I'm currently planning to visit local miniature poodle breeders to talk to them and see their dogs/puppies. I've searched the forum for responsible/reputable breeders within 2 hour driving distance from San Jose and my list is 

Clarion
Bar King
Midnight

Are there any other breeders in the area I should consider?

Thanks!


----------



## liljaker (Aug 6, 2011)

Here's a good link and you can research by location, too and get their websites, etc.

Miniature Poodles, Miniature Poodle Puppies, Miniature Poodle Breeders

OMG, I just saw the puppy pictures on the Bar King website --- I'd love all of them!


----------



## Poodle Lover (Mar 24, 2008)

The ones that you have listed are all top notch breeders, another one locally you might check out is Cinbren Miniature Poodles. Cinbren Miniature Poodles


----------



## pudelmann (Feb 29, 2012)

Thank you, liljaker and Poodle Lover. From the website that liljaker pointed to, I also found Black Pearl poodles in San Francisco (Black Pearl Miniature Poodle San Francisco CA), but I have no information on that breeder. I think I'll start with the ones on my list first. 

Thanks!


----------



## soon2bmommi (Mar 9, 2011)

liljaker said:


> Here's a good link and you can research by location, too and get their websites, etc.
> 
> Miniature Poodles, Miniature Poodle Puppies, Miniature Poodle Breeders
> 
> OMG, I just saw the puppy pictures on the Bar King website --- I'd love all of them!


If I wanted a mini I would definately go to clarion.. Her dogs are stunning!!!!


----------



## PaddleAddict (Feb 9, 2010)

My mini is from Clarion. He is the BEST!!!!!   

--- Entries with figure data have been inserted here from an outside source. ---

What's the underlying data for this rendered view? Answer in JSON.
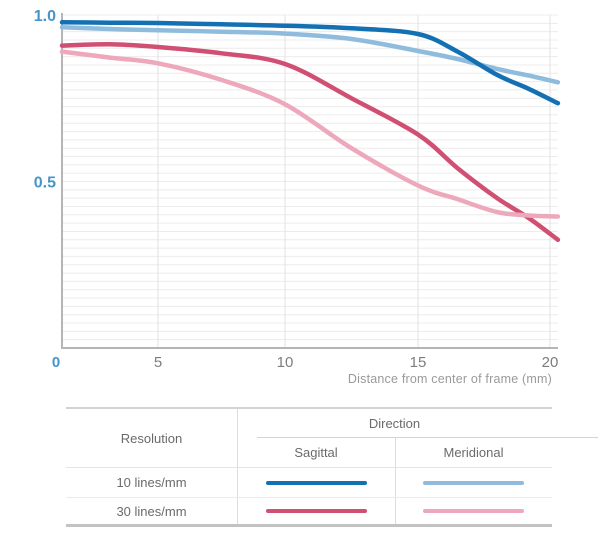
{
  "chart_data": {
    "type": "line",
    "title": "",
    "xlabel": "Distance from center of frame (mm)",
    "ylabel": "",
    "xlim": [
      0,
      20.3
    ],
    "ylim": [
      0,
      1.0
    ],
    "x_ticks": [
      0,
      5,
      10,
      15,
      20
    ],
    "y_ticks": [
      1.0,
      0.5
    ],
    "y_tick_labels": [
      "1.0",
      "0.5"
    ],
    "origin_label": "0",
    "grid": {
      "horizontal_step": 0.025,
      "vertical_at_ticks": true,
      "legend_position": "table-below"
    },
    "x": [
      0,
      2.5,
      5,
      7.5,
      10,
      12.5,
      15,
      16.5,
      18,
      19.2,
      20.3
    ],
    "series": [
      {
        "name": "10 lines/mm Sagittal",
        "color": "#1371b3",
        "values": [
          0.978,
          0.977,
          0.976,
          0.972,
          0.968,
          0.96,
          0.943,
          0.89,
          0.82,
          0.778,
          0.735
        ]
      },
      {
        "name": "10 lines/mm Meridional",
        "color": "#8fbbdc",
        "values": [
          0.963,
          0.958,
          0.954,
          0.95,
          0.944,
          0.928,
          0.892,
          0.868,
          0.838,
          0.818,
          0.798
        ]
      },
      {
        "name": "30 lines/mm Sagittal",
        "color": "#d04f73",
        "values": [
          0.908,
          0.912,
          0.904,
          0.885,
          0.853,
          0.75,
          0.641,
          0.54,
          0.45,
          0.39,
          0.325
        ]
      },
      {
        "name": "30 lines/mm Meridional",
        "color": "#eda8bc",
        "values": [
          0.89,
          0.872,
          0.855,
          0.805,
          0.732,
          0.6,
          0.488,
          0.447,
          0.408,
          0.398,
          0.395
        ]
      }
    ],
    "colors": {
      "y_axis_label": "#4595cc",
      "x_tick_label": "#7d7d7d",
      "axis_line": "#b5b5b5",
      "h_gridline": "#ececec",
      "v_gridline": "#e2e2e2",
      "caption": "#9a9a9a"
    }
  },
  "legend_table": {
    "resolution_header": "Resolution",
    "direction_header": "Direction",
    "sagittal_header": "Sagittal",
    "meridional_header": "Meridional",
    "rows": [
      {
        "label": "10 lines/mm",
        "sagittal_series": 0,
        "meridional_series": 1
      },
      {
        "label": "30 lines/mm",
        "sagittal_series": 2,
        "meridional_series": 3
      }
    ]
  }
}
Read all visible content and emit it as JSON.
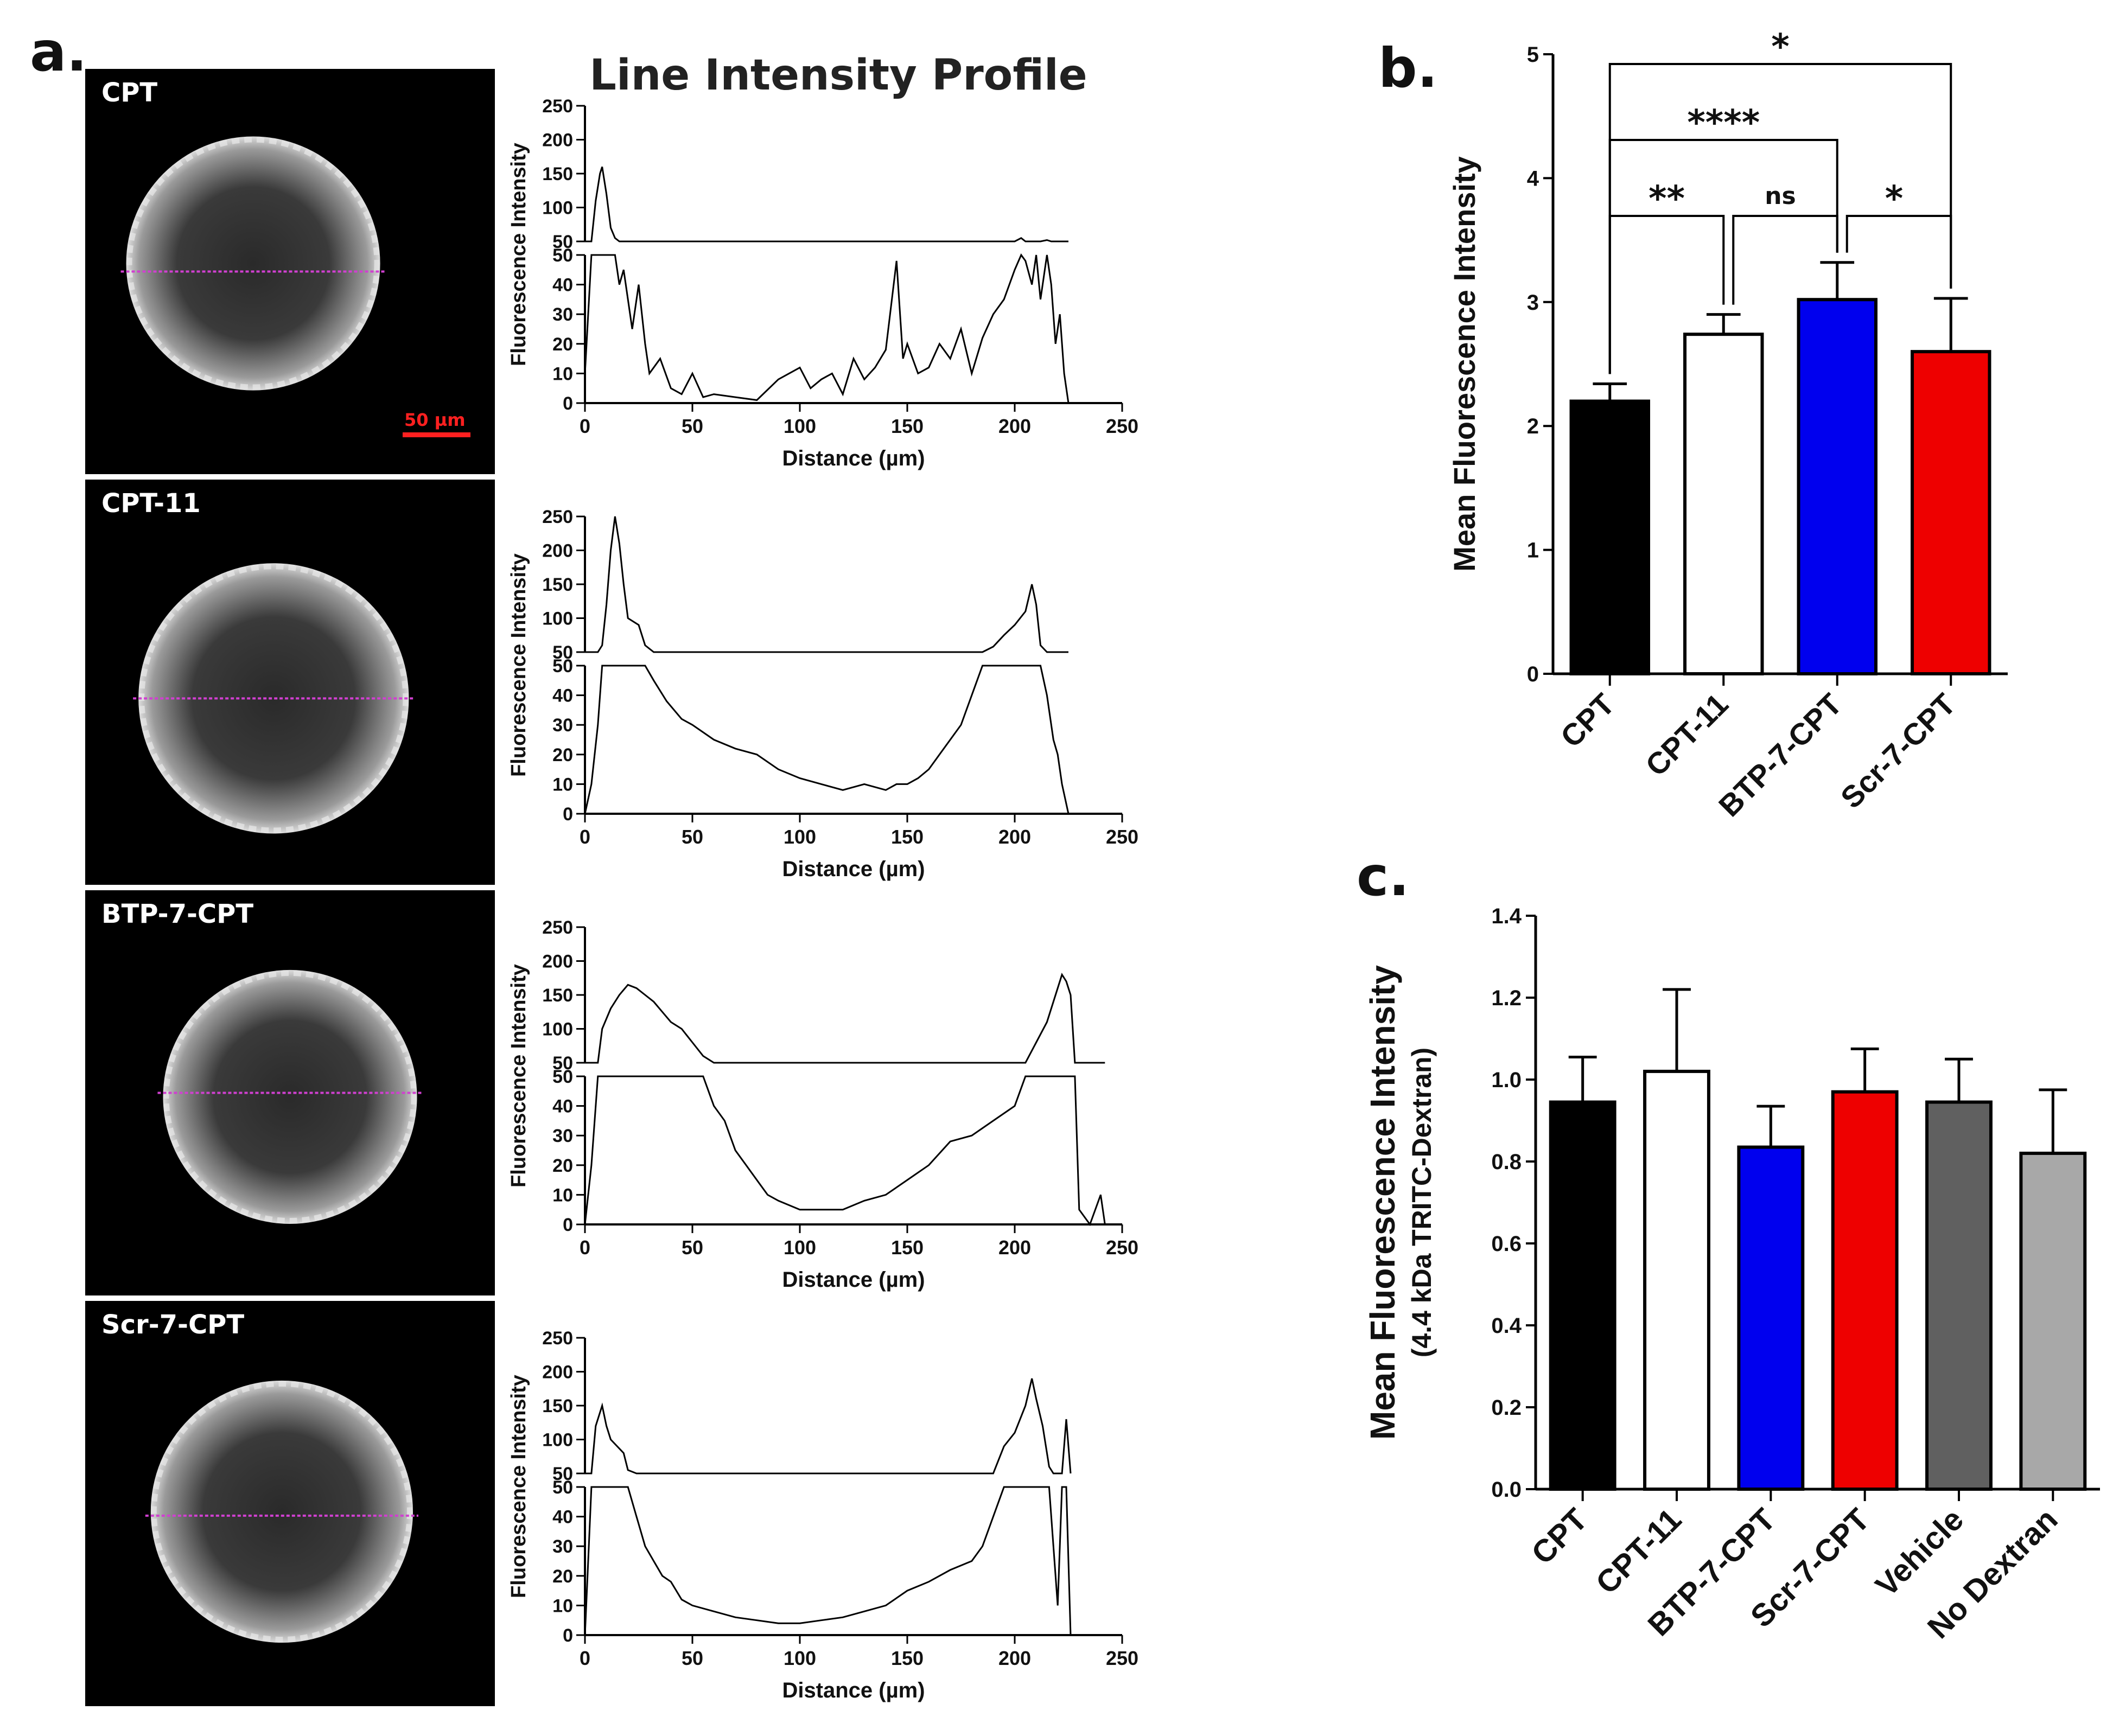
{
  "panel_letters": {
    "a": "a.",
    "b": "b.",
    "c": "c."
  },
  "colors": {
    "magenta_line": "#d040d0",
    "scale_bar": "#ff2020",
    "blue": "#0000ee",
    "red": "#ee0000",
    "vehicle": "#606060",
    "no_dextran": "#a8a8a8"
  },
  "chart_data": [
    {
      "id": "a",
      "type": "line",
      "title": "Line Intensity Profile",
      "xlabel": "Distance (µm)",
      "ylabel": "Fluorescence Intensity",
      "xlim": [
        0,
        250
      ],
      "xticks": [
        0,
        50,
        100,
        150,
        200,
        250
      ],
      "y_segments": [
        {
          "ylim": [
            0,
            50
          ],
          "yticks": [
            0,
            10,
            20,
            30,
            40,
            50
          ]
        },
        {
          "ylim": [
            50,
            250
          ],
          "yticks": [
            50,
            100,
            150,
            200,
            250
          ]
        }
      ],
      "grid": false,
      "scale_bar_label": "50 µm",
      "rows": [
        {
          "label": "CPT",
          "points": [
            [
              0,
              10
            ],
            [
              3,
              50
            ],
            [
              5,
              110
            ],
            [
              7,
              150
            ],
            [
              8,
              160
            ],
            [
              10,
              120
            ],
            [
              12,
              70
            ],
            [
              14,
              55
            ],
            [
              16,
              40
            ],
            [
              18,
              45
            ],
            [
              20,
              35
            ],
            [
              22,
              25
            ],
            [
              25,
              40
            ],
            [
              28,
              20
            ],
            [
              30,
              10
            ],
            [
              35,
              15
            ],
            [
              40,
              5
            ],
            [
              45,
              3
            ],
            [
              50,
              10
            ],
            [
              55,
              2
            ],
            [
              60,
              3
            ],
            [
              70,
              2
            ],
            [
              80,
              1
            ],
            [
              90,
              8
            ],
            [
              95,
              10
            ],
            [
              100,
              12
            ],
            [
              105,
              5
            ],
            [
              110,
              8
            ],
            [
              115,
              10
            ],
            [
              120,
              3
            ],
            [
              125,
              15
            ],
            [
              130,
              8
            ],
            [
              135,
              12
            ],
            [
              140,
              18
            ],
            [
              145,
              48
            ],
            [
              148,
              15
            ],
            [
              150,
              20
            ],
            [
              155,
              10
            ],
            [
              160,
              12
            ],
            [
              165,
              20
            ],
            [
              170,
              15
            ],
            [
              175,
              25
            ],
            [
              180,
              10
            ],
            [
              185,
              22
            ],
            [
              190,
              30
            ],
            [
              195,
              35
            ],
            [
              200,
              45
            ],
            [
              203,
              55
            ],
            [
              205,
              48
            ],
            [
              208,
              40
            ],
            [
              210,
              50
            ],
            [
              212,
              35
            ],
            [
              215,
              52
            ],
            [
              217,
              40
            ],
            [
              219,
              20
            ],
            [
              221,
              30
            ],
            [
              223,
              10
            ],
            [
              225,
              0
            ]
          ]
        },
        {
          "label": "CPT-11",
          "points": [
            [
              0,
              0
            ],
            [
              3,
              10
            ],
            [
              6,
              30
            ],
            [
              8,
              60
            ],
            [
              10,
              120
            ],
            [
              12,
              200
            ],
            [
              14,
              250
            ],
            [
              16,
              210
            ],
            [
              18,
              150
            ],
            [
              20,
              100
            ],
            [
              25,
              90
            ],
            [
              28,
              60
            ],
            [
              32,
              45
            ],
            [
              38,
              38
            ],
            [
              45,
              32
            ],
            [
              50,
              30
            ],
            [
              60,
              25
            ],
            [
              70,
              22
            ],
            [
              80,
              20
            ],
            [
              90,
              15
            ],
            [
              100,
              12
            ],
            [
              110,
              10
            ],
            [
              120,
              8
            ],
            [
              130,
              10
            ],
            [
              140,
              8
            ],
            [
              145,
              10
            ],
            [
              150,
              10
            ],
            [
              155,
              12
            ],
            [
              160,
              15
            ],
            [
              165,
              20
            ],
            [
              170,
              25
            ],
            [
              175,
              30
            ],
            [
              180,
              40
            ],
            [
              185,
              50
            ],
            [
              190,
              58
            ],
            [
              195,
              75
            ],
            [
              200,
              90
            ],
            [
              205,
              110
            ],
            [
              208,
              150
            ],
            [
              210,
              120
            ],
            [
              212,
              60
            ],
            [
              215,
              40
            ],
            [
              218,
              25
            ],
            [
              220,
              20
            ],
            [
              222,
              10
            ],
            [
              225,
              0
            ]
          ]
        },
        {
          "label": "BTP-7-CPT",
          "points": [
            [
              0,
              0
            ],
            [
              3,
              20
            ],
            [
              6,
              50
            ],
            [
              8,
              100
            ],
            [
              12,
              130
            ],
            [
              16,
              150
            ],
            [
              20,
              165
            ],
            [
              24,
              160
            ],
            [
              28,
              150
            ],
            [
              32,
              140
            ],
            [
              36,
              125
            ],
            [
              40,
              110
            ],
            [
              45,
              100
            ],
            [
              50,
              80
            ],
            [
              55,
              60
            ],
            [
              60,
              40
            ],
            [
              65,
              35
            ],
            [
              70,
              25
            ],
            [
              75,
              20
            ],
            [
              80,
              15
            ],
            [
              85,
              10
            ],
            [
              90,
              8
            ],
            [
              100,
              5
            ],
            [
              110,
              5
            ],
            [
              120,
              5
            ],
            [
              130,
              8
            ],
            [
              140,
              10
            ],
            [
              150,
              15
            ],
            [
              160,
              20
            ],
            [
              170,
              28
            ],
            [
              180,
              30
            ],
            [
              190,
              35
            ],
            [
              200,
              40
            ],
            [
              205,
              50
            ],
            [
              210,
              80
            ],
            [
              215,
              110
            ],
            [
              220,
              160
            ],
            [
              222,
              180
            ],
            [
              224,
              170
            ],
            [
              226,
              150
            ],
            [
              228,
              50
            ],
            [
              230,
              5
            ],
            [
              235,
              0
            ],
            [
              240,
              10
            ],
            [
              242,
              0
            ]
          ]
        },
        {
          "label": "Scr-7-CPT",
          "points": [
            [
              0,
              0
            ],
            [
              3,
              50
            ],
            [
              5,
              120
            ],
            [
              8,
              150
            ],
            [
              10,
              120
            ],
            [
              12,
              100
            ],
            [
              15,
              90
            ],
            [
              18,
              80
            ],
            [
              20,
              55
            ],
            [
              24,
              40
            ],
            [
              28,
              30
            ],
            [
              32,
              25
            ],
            [
              36,
              20
            ],
            [
              40,
              18
            ],
            [
              45,
              12
            ],
            [
              50,
              10
            ],
            [
              60,
              8
            ],
            [
              70,
              6
            ],
            [
              80,
              5
            ],
            [
              90,
              4
            ],
            [
              100,
              4
            ],
            [
              110,
              5
            ],
            [
              120,
              6
            ],
            [
              130,
              8
            ],
            [
              140,
              10
            ],
            [
              150,
              15
            ],
            [
              160,
              18
            ],
            [
              170,
              22
            ],
            [
              180,
              25
            ],
            [
              185,
              30
            ],
            [
              190,
              40
            ],
            [
              195,
              90
            ],
            [
              200,
              110
            ],
            [
              205,
              150
            ],
            [
              208,
              190
            ],
            [
              210,
              160
            ],
            [
              213,
              120
            ],
            [
              216,
              60
            ],
            [
              218,
              30
            ],
            [
              220,
              10
            ],
            [
              222,
              50
            ],
            [
              224,
              130
            ],
            [
              226,
              0
            ]
          ]
        }
      ]
    },
    {
      "id": "b",
      "type": "bar",
      "categories": [
        "CPT",
        "CPT-11",
        "BTP-7-CPT",
        "Scr-7-CPT"
      ],
      "values": [
        2.2,
        2.74,
        3.02,
        2.6
      ],
      "errors": [
        0.14,
        0.16,
        0.3,
        0.43
      ],
      "bar_colors": [
        "#000000",
        "#ffffff",
        "#0000ee",
        "#ee0000"
      ],
      "ylabel": "Mean Fluorescence Intensity",
      "ylim": [
        0,
        5
      ],
      "yticks": [
        0,
        1,
        2,
        3,
        4,
        5
      ],
      "significance": [
        {
          "from": 0,
          "to": 3,
          "label": "*"
        },
        {
          "from": 0,
          "to": 2,
          "label": "****"
        },
        {
          "from": 0,
          "to": 1,
          "label": "**"
        },
        {
          "from": 1,
          "to": 2,
          "label": "ns"
        },
        {
          "from": 2,
          "to": 3,
          "label": "*"
        }
      ]
    },
    {
      "id": "c",
      "type": "bar",
      "categories": [
        "CPT",
        "CPT-11",
        "BTP-7-CPT",
        "Scr-7-CPT",
        "Vehicle",
        "No Dextran"
      ],
      "values": [
        0.945,
        1.02,
        0.835,
        0.97,
        0.945,
        0.82
      ],
      "errors": [
        0.11,
        0.2,
        0.1,
        0.105,
        0.105,
        0.155
      ],
      "bar_colors": [
        "#000000",
        "#ffffff",
        "#0000ee",
        "#ee0000",
        "#606060",
        "#a8a8a8"
      ],
      "ylabel": "Mean Fluorescence Intensity",
      "ylabel2": "(4.4 kDa TRITC-Dextran)",
      "ylim": [
        0,
        1.4
      ],
      "yticks": [
        "0.0",
        "0.2",
        "0.4",
        "0.6",
        "0.8",
        "1.0",
        "1.2",
        "1.4"
      ]
    }
  ]
}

He also has Bar King lines in his pedigree.


----------



## pudelmann (Feb 29, 2012)

Thank you. Clarion sounds very promising. And it is closest to me among the three breeders I mentioned.


----------



## minipoodlelover (Jul 25, 2011)

I was in contact with Clarion during my search for a mini, and I can't say enough good things about them. Their west coast location made it difficult for me, but I would get a poodle from them in a heartbeat. My impression was they are a class operation on every level - and their dogs are beautiful.

Good luck and have fun


----------